暫く走った後、パーキングで休憩してクルマに戻った僕を待ち受けていたのは、またしても僕を驚かすに充分な彼女の言葉だった。 少し睡眠を取ったからか、その顔からは疲れが抜けて昔の生気が蘇っている。
「キーを貸してくれる。私が運転するわ。」
「えっ。でも今まで一度も自分で運転するなんて言ったこと無かったのに。」
「何事にも最初はあるのよ。さっさと渡しなさい。」
そう言って、僕から強引にキーを取り上げ、運転席に乗り込んだ彼女は豪快にエンジンをかけて僕に言い放った。
「さっさと乗らないと置いていくわよ。」
慌てて助手席に乗り込んだ僕がシートベルトを締め切らない内に、彼女は走り出す。
暫くクルマの感触を確かめるかのようにあれこれ試してからは、滑らかに運転をしてゆく。 どうやら、三年のうちに運転のイロハを取得したらしい。 確かに、アメリカではクルマの運転は必須だろう。それにしても運転が上手だ。右ハンドルのクルマは久しぶりの筈なのに、巧みに大型車の間をかわしてゆく。 このクルマがこんなに滑らかに走るなんて思いもよらなかった。
小一時間も走った頃だろうか。それまで無言で運転していた彼女が口を開いた。
「さっきはけなしたけどこのクルマ凄いわ。助手席に座ってる間は分からなかったけど、運転してみたらよく分かる。」
そう言った彼女は何か感慨深げにハンドルを握り、アクセルを吹かしながら再び無言になってしまった。
確かに僕も驚いていた。スピードを出すほど乗り心地も気にならなくなるし、むしろ良くなるようだ。 がたがたしていた乗り心地が、今ではしなやかにショックをいなしている。 僕は、かおりの機嫌が悪くならないように、何時もそっと運転していたから、こんなに飛ばした事はなかったのだ。いつしか、一人の時もそんな風にそっと運転する癖が付いていたようだ。 それにしてもこんなに変わるなんて。

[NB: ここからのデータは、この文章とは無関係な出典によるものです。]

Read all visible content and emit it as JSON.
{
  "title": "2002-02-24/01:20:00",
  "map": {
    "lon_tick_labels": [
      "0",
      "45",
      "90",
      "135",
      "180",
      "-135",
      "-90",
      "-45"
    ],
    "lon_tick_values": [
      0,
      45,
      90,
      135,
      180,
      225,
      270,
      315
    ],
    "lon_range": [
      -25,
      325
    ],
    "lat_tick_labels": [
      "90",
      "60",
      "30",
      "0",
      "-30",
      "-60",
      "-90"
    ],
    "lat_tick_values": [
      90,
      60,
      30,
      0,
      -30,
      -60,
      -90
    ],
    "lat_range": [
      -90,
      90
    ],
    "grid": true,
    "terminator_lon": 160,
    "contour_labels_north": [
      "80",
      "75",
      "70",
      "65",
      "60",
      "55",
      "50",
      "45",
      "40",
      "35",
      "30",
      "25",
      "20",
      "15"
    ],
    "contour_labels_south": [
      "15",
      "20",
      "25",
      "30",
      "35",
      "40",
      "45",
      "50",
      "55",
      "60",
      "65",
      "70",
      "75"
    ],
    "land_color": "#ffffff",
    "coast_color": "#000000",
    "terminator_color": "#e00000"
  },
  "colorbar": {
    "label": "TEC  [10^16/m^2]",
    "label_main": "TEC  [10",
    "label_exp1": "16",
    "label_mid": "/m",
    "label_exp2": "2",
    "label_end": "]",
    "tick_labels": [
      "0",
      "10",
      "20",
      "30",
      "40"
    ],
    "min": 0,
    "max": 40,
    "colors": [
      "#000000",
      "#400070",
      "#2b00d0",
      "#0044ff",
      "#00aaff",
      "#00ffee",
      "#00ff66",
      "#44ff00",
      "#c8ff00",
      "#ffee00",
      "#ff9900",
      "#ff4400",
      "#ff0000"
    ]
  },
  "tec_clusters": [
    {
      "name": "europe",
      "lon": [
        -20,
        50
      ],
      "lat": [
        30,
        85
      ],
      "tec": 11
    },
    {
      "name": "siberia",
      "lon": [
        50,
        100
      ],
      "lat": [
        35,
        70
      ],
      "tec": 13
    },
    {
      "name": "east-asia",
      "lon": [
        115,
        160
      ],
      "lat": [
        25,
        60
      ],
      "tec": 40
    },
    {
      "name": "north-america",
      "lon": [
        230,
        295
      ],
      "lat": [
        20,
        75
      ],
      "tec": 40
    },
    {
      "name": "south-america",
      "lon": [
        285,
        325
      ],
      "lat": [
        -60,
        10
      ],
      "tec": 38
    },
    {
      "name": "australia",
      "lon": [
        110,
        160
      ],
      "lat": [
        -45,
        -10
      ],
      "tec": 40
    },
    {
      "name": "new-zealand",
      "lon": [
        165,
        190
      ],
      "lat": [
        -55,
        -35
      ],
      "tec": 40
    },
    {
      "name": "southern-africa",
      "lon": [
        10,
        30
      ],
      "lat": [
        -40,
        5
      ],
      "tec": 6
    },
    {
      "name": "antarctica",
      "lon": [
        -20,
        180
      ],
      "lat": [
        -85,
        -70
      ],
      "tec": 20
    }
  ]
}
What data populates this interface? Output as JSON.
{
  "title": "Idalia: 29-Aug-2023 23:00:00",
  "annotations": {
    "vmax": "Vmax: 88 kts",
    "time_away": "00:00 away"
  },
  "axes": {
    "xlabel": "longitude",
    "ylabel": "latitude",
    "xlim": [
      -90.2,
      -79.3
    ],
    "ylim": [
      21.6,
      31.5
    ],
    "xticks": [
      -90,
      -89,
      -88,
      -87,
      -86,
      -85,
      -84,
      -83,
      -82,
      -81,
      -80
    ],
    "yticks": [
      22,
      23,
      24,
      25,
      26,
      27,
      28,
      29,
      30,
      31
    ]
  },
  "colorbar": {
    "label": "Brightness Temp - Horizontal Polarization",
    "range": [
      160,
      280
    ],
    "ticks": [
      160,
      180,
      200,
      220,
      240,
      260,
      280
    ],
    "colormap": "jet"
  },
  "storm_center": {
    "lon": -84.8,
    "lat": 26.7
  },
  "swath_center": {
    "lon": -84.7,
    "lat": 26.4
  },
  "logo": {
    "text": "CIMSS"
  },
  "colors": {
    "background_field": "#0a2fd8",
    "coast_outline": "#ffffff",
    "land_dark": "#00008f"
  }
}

いったい先輩はこのクルマにどんな魔法をかけていたのだろう。
何時の間にか、僕たちはかおりの実家を通り過ぎ、どこか分からない町まで来ていた。 清水で高速を降りてからは僕にも判らない。 カーナビなんてしゃれたものはもちろん付いていないこのクルマでは、現在位置すら調べる事が出来なかったのだ。 僕たちは、なんとなくたどり着いた海岸の突堤にクルマを止めて、沈む夕日を眺めていた。
「ねえ。私あなたに謝らないといけない事があるわ。」
「なに。そんな事何ひとつ無い筈だけど。」
「あるわ。突然あなたの前を去ったこと。今までこのクルマを散々けなしたこと。さっきから運転していて気が付いたの、なにもかも見かけ通りではないことに。あなたもそう。一見頼りなさそうだけど、その裏には決して曲がらない強い意志がある。」
「ははっ・・・・・。」
思わず僕は吹き出してしまった。
「何よ。何がおかしいの。人が真剣に話してるのに。」
「だって今まで君が僕を褒めたり謝ったりした事なんて一度も無かったから・・・。」
うっかり口を滑らした僕は、思わず身構えた。きっと殴られる。
「何よその格好。まるでいじめられっ子みたい。」
呆れたように彼女が言う。 なんだか僕は、情けない気持ちになってしまった。
そんな僕の顔を見て、今度は彼女が突然笑い出した。 久しぶりに見る彼女の屈託のない笑いだ。 暫くして彼女が言った。
「馬鹿ね。」
その言葉にちょっと気分を害した僕は、返事もせずに窓の外を眺めていた。
暫くすると彼女が呟いた。
「隆。」
「ん?なに。」
「・・・・・・・・ごめんね。」
そんなはじめて聞くしおらしい言葉に驚いて振り向いた僕は、声をかけることが出来なかった。
彼女の唇が僕の口を塞いだからだ。
どのくらい時間がたったのだろうか。
もう時間の感覚はなくなっていた。
気が付くと、彼女の瞳からは涙が溢れていた。